The Order also enjoys two dedicated groups of musicians, The Songburrow Strollers and The Brandy Badgers, as well as an acting troupe. The Mathomers are keen on keeping The Shire a vibrant and lively place for hobbits, and thus hosts both regular events (like Green Dragon Friday and the biweekly Michel Delving market) and one-off get-togethers like storytelling nights, wassailing, picnics and parties.
The current chief of The Grand Order is Lina, with the practical day-to-day activities being shared among the voluntary assistant chiefs Tibba, Nimelia, Potty and Pycella.
The position of assistant chief carries no formal title, but vacancies only come up rarely as the office is traditionally held for life.

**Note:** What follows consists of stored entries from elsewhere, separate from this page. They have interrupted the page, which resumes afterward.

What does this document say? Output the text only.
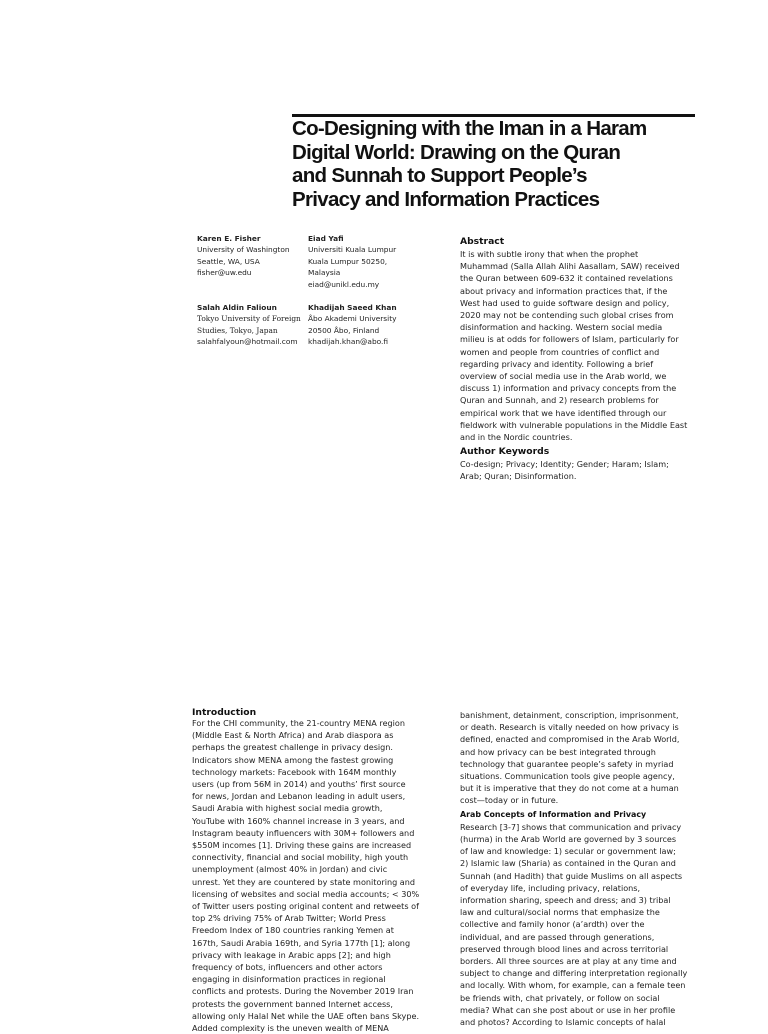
Co-Designing with the Iman in a Haram
Digital World: Drawing on the Quran
and Sunnah to Support People’s
Privacy and Information Practices
Karen E. Fisher
University of Washington
Seattle, WA, USA
fisher@uw.edu
Eiad Yafi
Universiti Kuala Lumpur
Kuala Lumpur 50250,
Malaysia
eiad@unikl.edu.my
Salah Aldin Falioun
Tokyo University of Foreign
Studies, Tokyo, Japan
salahfalyoun@hotmail.com
Khadijah Saeed Khan
Åbo Akademi University
20500 Åbo, Finland
khadijah.khan@abo.fi
Abstract
It is with subtle irony that when the prophet
Muhammad (Salla Allah Alihi Aasallam, SAW) received
the Quran between 609-632 it contained revelations
about privacy and information practices that, if the
West had used to guide software design and policy,
2020 may not be contending such global crises from
disinformation and hacking. Western social media
milieu is at odds for followers of Islam, particularly for
women and people from countries of conflict and
regarding privacy and identity. Following a brief
overview of social media use in the Arab world, we
discuss 1) information and privacy concepts from the
Quran and Sunnah, and 2) research problems for
empirical work that we have identified through our
fieldwork with vulnerable populations in the Middle East
and in the Nordic countries.
Author Keywords
Co-design; Privacy; Identity; Gender; Haram; Islam;
Arab; Quran; Disinformation.
Introduction
For the CHI community, the 21-country MENA region
(Middle East & North Africa) and Arab diaspora as
perhaps the greatest challenge in privacy design.
Indicators show MENA among the fastest growing
technology markets: Facebook with 164M monthly
users (up from 56M in 2014) and youths’ first source
for news, Jordan and Lebanon leading in adult users,
Saudi Arabia with highest social media growth,
YouTube with 160% channel increase in 3 years, and
Instagram beauty influencers with 30M+ followers and
$550M incomes [1]. Driving these gains are increased
connectivity, financial and social mobility, high youth
unemployment (almost 40% in Jordan) and civic
unrest. Yet they are countered by state monitoring and
licensing of websites and social media accounts; < 30%
of Twitter users posting original content and retweets of
top 2% driving 75% of Arab Twitter; World Press
Freedom Index of 180 countries ranking Yemen at
167th, Saudi Arabia 169th, and Syria 177th [1]; along
privacy with leakage in Arabic apps [2]; and high
frequency of bots, influencers and other actors
engaging in disinformation practices in regional
conflicts and protests. During the November 2019 Iran
protests the government banned Internet access,
allowing only Halal Net while the UAE often bans Skype.
Added complexity is the uneven wealth of MENA
banishment, detainment, conscription, imprisonment,
or death. Research is vitally needed on how privacy is
defined, enacted and compromised in the Arab World,
and how privacy can be best integrated through
technology that guarantee people’s safety in myriad
situations. Communication tools give people agency,
but it is imperative that they do not come at a human
cost—today or in future.
Arab Concepts of Information and Privacy
Research [3-7] shows that communication and privacy
(hurma) in the Arab World are governed by 3 sources
of law and knowledge: 1) secular or government law;
2) Islamic law (Sharia) as contained in the Quran and
Sunnah (and Hadith) that guide Muslims on all aspects
of everyday life, including privacy, relations,
information sharing, speech and dress; and 3) tribal
law and cultural/social norms that emphasize the
collective and family honor (a’ardth) over the
individual, and are passed through generations,
preserved through blood lines and across territorial
borders. All three sources are at play at any time and
subject to change and differing interpretation regionally
and locally. With whom, for example, can a female teen
be friends with, chat privately, or follow on social
media? What can she post about or use in her profile
and photos? According to Islamic concepts of halal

Membership to The Order is either by recommendation or more formally by a letter of invitation to the Secretary at Songburrow Hall, 4 Brookbank Street, Songburrow, The Shire.
In practice, potential members come from all walks of life but the successful ones stand apart because of their inquisitiveness, sociability and aptitude.
Members enjoy a wide range of benefits, not least of which is access to the extensive library (not to mention the larders, pantries and cellars), and mathom collection of Songburrow Hall. Members are actively encouraged to seek out and identity items of interest to add to the collection.
On the surface, The Order is often perceived as being somewhat secretive and self-centered.
It is common knowledge that many Mathomers are extremely well informed, not just on important matters, but on the smaller apparently insignificant details of everyday life.
In recent years, with the coming of a darker shadow to the once quiet woods of Overhill and the outlying districts of the Marish, this has led to the popular belief that a Mathom Watch exists – silently listening and observing and ready to act should the need arise.
Whatever the truth, you need only to dig a little deeper to find signs that The Order exerts a gentle but persuasive influence on affairs throughout the Four Farthings of the Shire… and beyond.